Tag Archives: backpacks

Studying Users To Rethink the Product

Over the years I’ve heard many stories that convince me you need to go beyond surveys and focus groups – which may be good starting points – to really learn what the users think of our services and products, but more importantly how they actually use them. These observations have often led to new insights that produce all types of library service innovations.

That’s basically the story of ethnography as it applies to designing a better user experience, from Xerox to IDEO to the library studies by Maya Design at Carnegie Public, at University of Rochester and the ERIAL Project.

As David Kelley said in the Deep Dive episode of Nightline, explaining IDEO’s research methods “What you’re seeing here is the kind of social science research like anthropologists, like you go and study tribes. What is it that they do that we can learn from them that will help us design better.”

Finding an example from the real world that supports the value in getting out among tribes, and going beyond standard survey methods, is always enlightening. So in this post I’m pointing readers to a good story about backpacks and why their makers are looking to update them for a new generation of customers – and how they are going about figuring out what design modifications will result in a more relevant and useful product that truly reflects the needs of the contemporary backpack user.

For those of us who work in the field of education and regularly observe students, we know that backpacks are everywhere our students go. I come close to tripping over one a few times a week. Did you ever think much about what students are carrying in their backpacks these days? From our library perspective we would think it’s mostly books and learning materials.

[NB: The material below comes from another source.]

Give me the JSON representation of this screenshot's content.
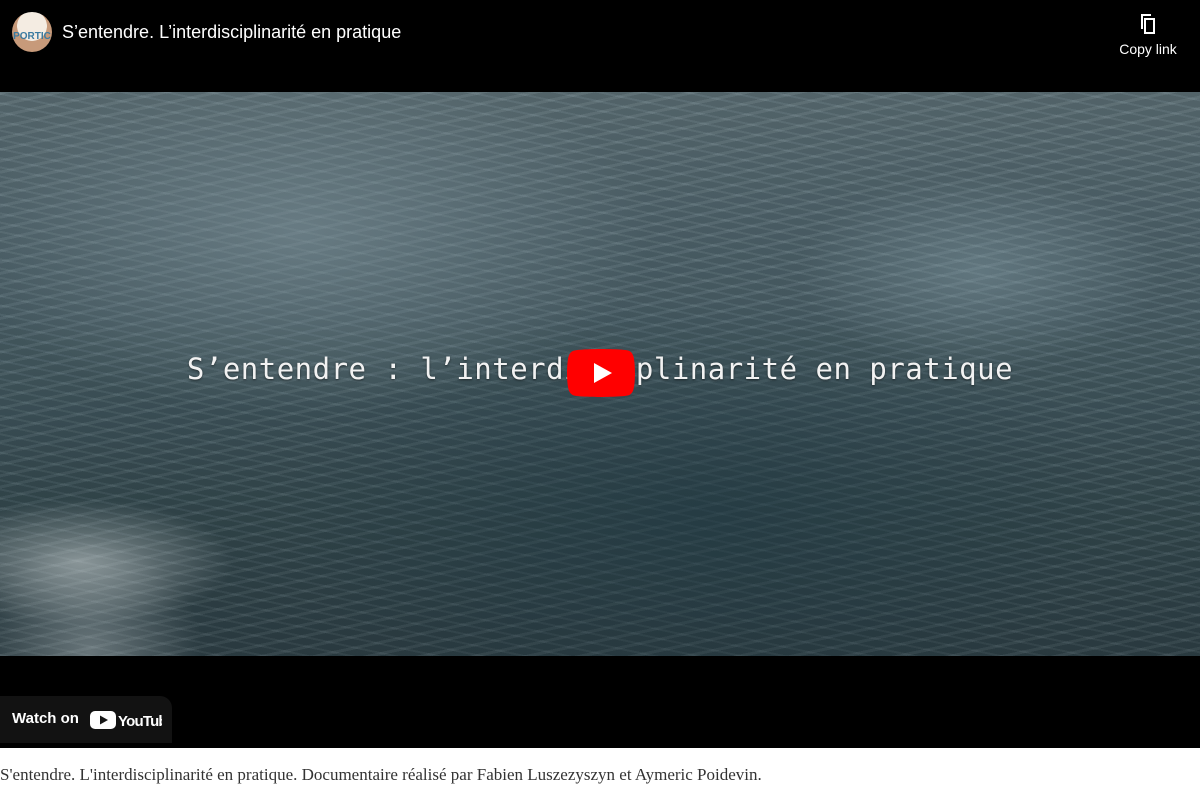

However, when I did some closer observation whenever I saw a student dig into their backpack to retrieve items, books were less frequently being pulled out of those packs than devices like laptops and tablets.

Notebooks still seem to be in heavy use along with paper syllabi, but if there were books in those packs I saw fewer of them than I would have expected. To be sure, I also saw some textbooks, but that tended to be more the case in the early weeks of the semester. It would have been of interest to ask students some questions about what they put in their backpacks, although I imagine they would have thought those questions a bit odd coming from me (note – I’m no stranger to asking such questions when I observe certain kinds of behavior or different looking e-devices in use; students are usually glad to share).

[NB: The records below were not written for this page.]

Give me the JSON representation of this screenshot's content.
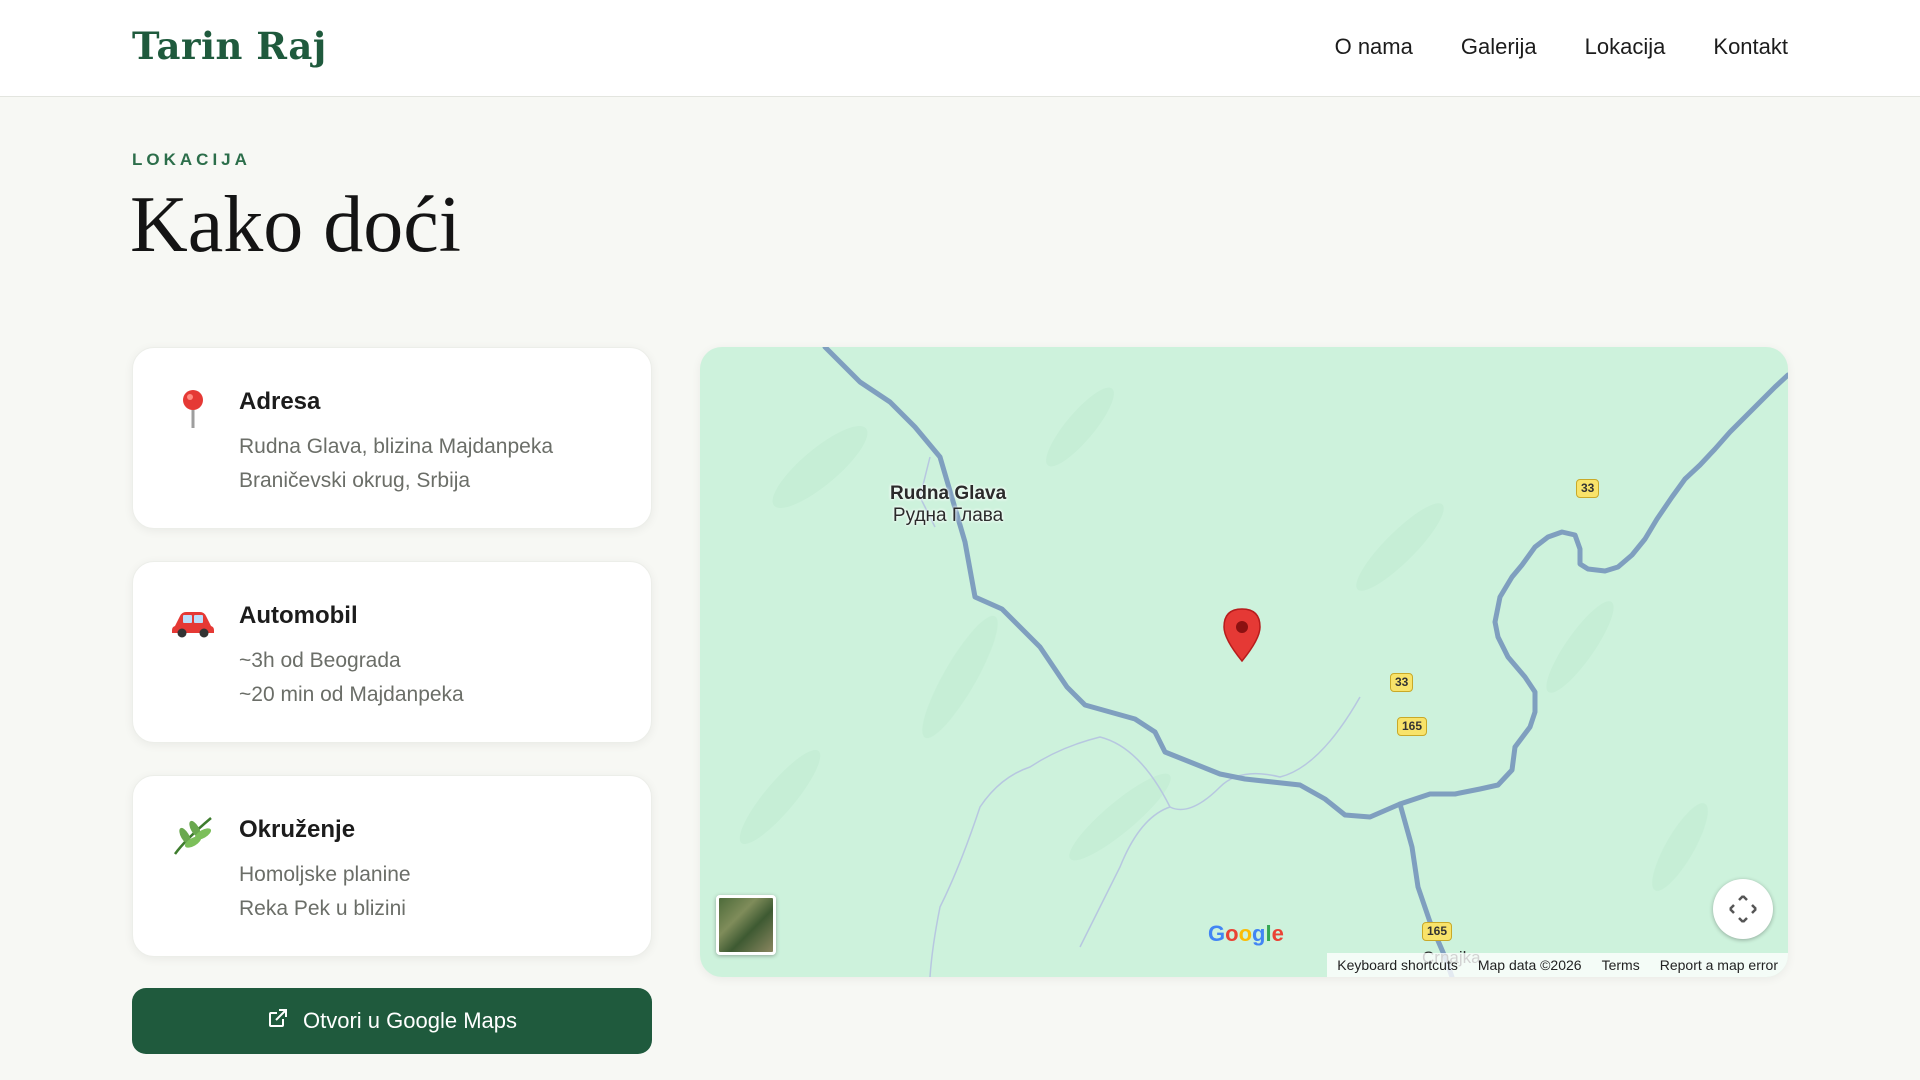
{
  "header": {
    "brand": "Tarin Raj",
    "nav": [
      "O nama",
      "Galerija",
      "Lokacija",
      "Kontakt"
    ]
  },
  "section": {
    "eyebrow": "LOKACIJA",
    "title": "Kako doći"
  },
  "cards": [
    {
      "icon": "map-pin-icon",
      "title": "Adresa",
      "lines": [
        "Rudna Glava, blizina Majdanpeka",
        "Braničevski okrug, Srbija"
      ]
    },
    {
      "icon": "car-icon",
      "title": "Automobil",
      "lines": [
        "~3h od Beograda",
        "~20 min od Majdanpeka"
      ]
    },
    {
      "icon": "leaf-icon",
      "title": "Okruženje",
      "lines": [
        "Homoljske planine",
        "Reka Pek u blizini"
      ]
    }
  ],
  "button": {
    "label": "Otvori u Google Maps",
    "icon": "external-link-icon"
  },
  "map": {
    "place_name": "Rudna Glava",
    "place_name_cyrillic": "Рудна Глава",
    "road_shields": [
      "33",
      "33",
      "165",
      "165"
    ],
    "bottom_town": "Crnajka",
    "logo": "Google",
    "attribution": [
      "Keyboard shortcuts",
      "Map data ©2026",
      "Terms",
      "Report a map error"
    ]
  },
  "colors": {
    "brand": "#1f5a3d",
    "map_bg": "#cdf2dc",
    "road": "#7f9fbf"
  }
}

My informal observations are supported by the field research conducted by backpack manufacturers such as JanSport. As the world continues its transformation from print to digital, backpack makers are rightfully concerned that their sales will decline. To stay competitive, JanSport needed to learn firsthand from backpack users what they were carrying around and how their “packing” behaviors were changing. They visited college campuses to observe students in their natural habitat to see how they were using their backpacks and what they were hauling around. But they didn’t stop there. They also studied groups as diverse as extreme mountaineers and homeless people, subgroups that carry their lives in their backpacks. What did they learn?

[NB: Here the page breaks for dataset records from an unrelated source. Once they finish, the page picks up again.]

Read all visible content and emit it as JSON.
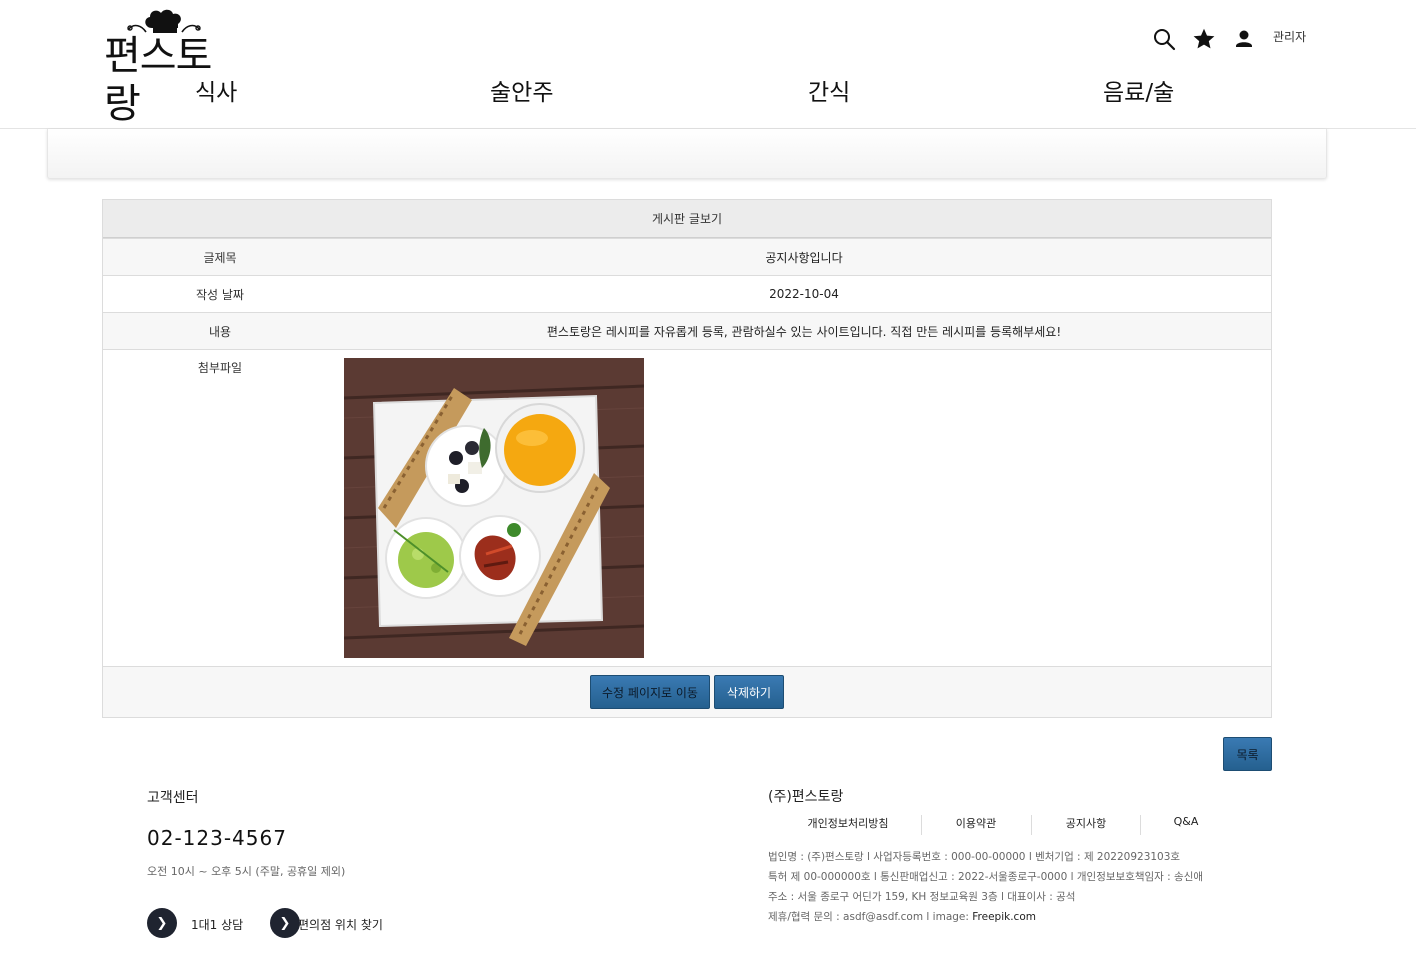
{
  "header": {
    "logo_text": "편스토랑",
    "nav": [
      "식사",
      "술안주",
      "간식",
      "음료/술"
    ],
    "icons": [
      "search-icon",
      "star-icon",
      "user-icon"
    ],
    "admin_label": "관리자"
  },
  "board": {
    "title": "게시판 글보기",
    "rows": [
      {
        "label": "글제목",
        "value": "공지사항입니다"
      },
      {
        "label": "작성 날짜",
        "value": "2022-10-04"
      },
      {
        "label": "내용",
        "value": "편스토랑은 레시피를 자유롭게 등록, 관람하실수 있는 사이트입니다. 직접 만든 레시피를 등록해부세요!"
      },
      {
        "label": "첨부파일",
        "value": ""
      }
    ],
    "edit_button": "수정 페이지로 이동",
    "delete_button": "삭제하기",
    "list_button": "목록"
  },
  "footer": {
    "cs_title": "고객센터",
    "phone": "02-123-4567",
    "hours": "오전 10시 ~ 오후 5시 (주말, 공휴일 제외)",
    "link1": "1대1 상담",
    "link2": "편의점 위치 찾기",
    "company_title": "(주)편스토랑",
    "menu": [
      "개인정보처리방침",
      "이용약관",
      "공지사항",
      "Q&A"
    ],
    "info_lines": [
      "법인명 : (주)편스토랑 l 사업자등록번호 : 000-00-00000 l 벤처기업 : 제 20220923103호",
      "특허 제 00-000000호 l 통신판매업신고 : 2022-서울종로구-0000 l 개인정보보호책임자 : 송신애",
      "주소 : 서울 종로구 어딘가 159, KH 정보교육원 3층 l 대표이사 : 공석",
      "제휴/협력 문의 : asdf@asdf.com l image: "
    ],
    "freepik": "Freepik.com"
  },
  "colors": {
    "button": "#2f6fa6",
    "table_header": "#ececec",
    "footer_circle": "#1f2430"
  }
}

The team then looked at their findings through the lens of average users like college students, for whom smartphones, not beacons, are survival tools. Many of their needs were similar. Water-resistance, it turned out, was as important to heavy users of smartphones as it was to mountaineers. They also wanted flexibility, but they needed a little help with organization.

Not only were backpack users carry lots of things other than books, there were findings about the way people put their possessions into bags, the need for access to cords and chargers and even some insights about the possibilities for backpacks to be a mobile energy source for keeping devices charged.

These stories are always good reminders about the importance of observing our community members in their natural habitat (or our own) and asking them questions about what they are doing and why they do it that way. When we come at users with a more traditional set of questions (e.g., “Tell us how you use the library study rooms) we may obtain some useful information. There is also the tendency that community members will only tell us what they think we want to hear or may withhold information for fear of hurting someone’s feelings. The more we can learn about how community members are really using the library and its resources, why they are here and what’s really not working for them, the more we can do to design a better library experience for them.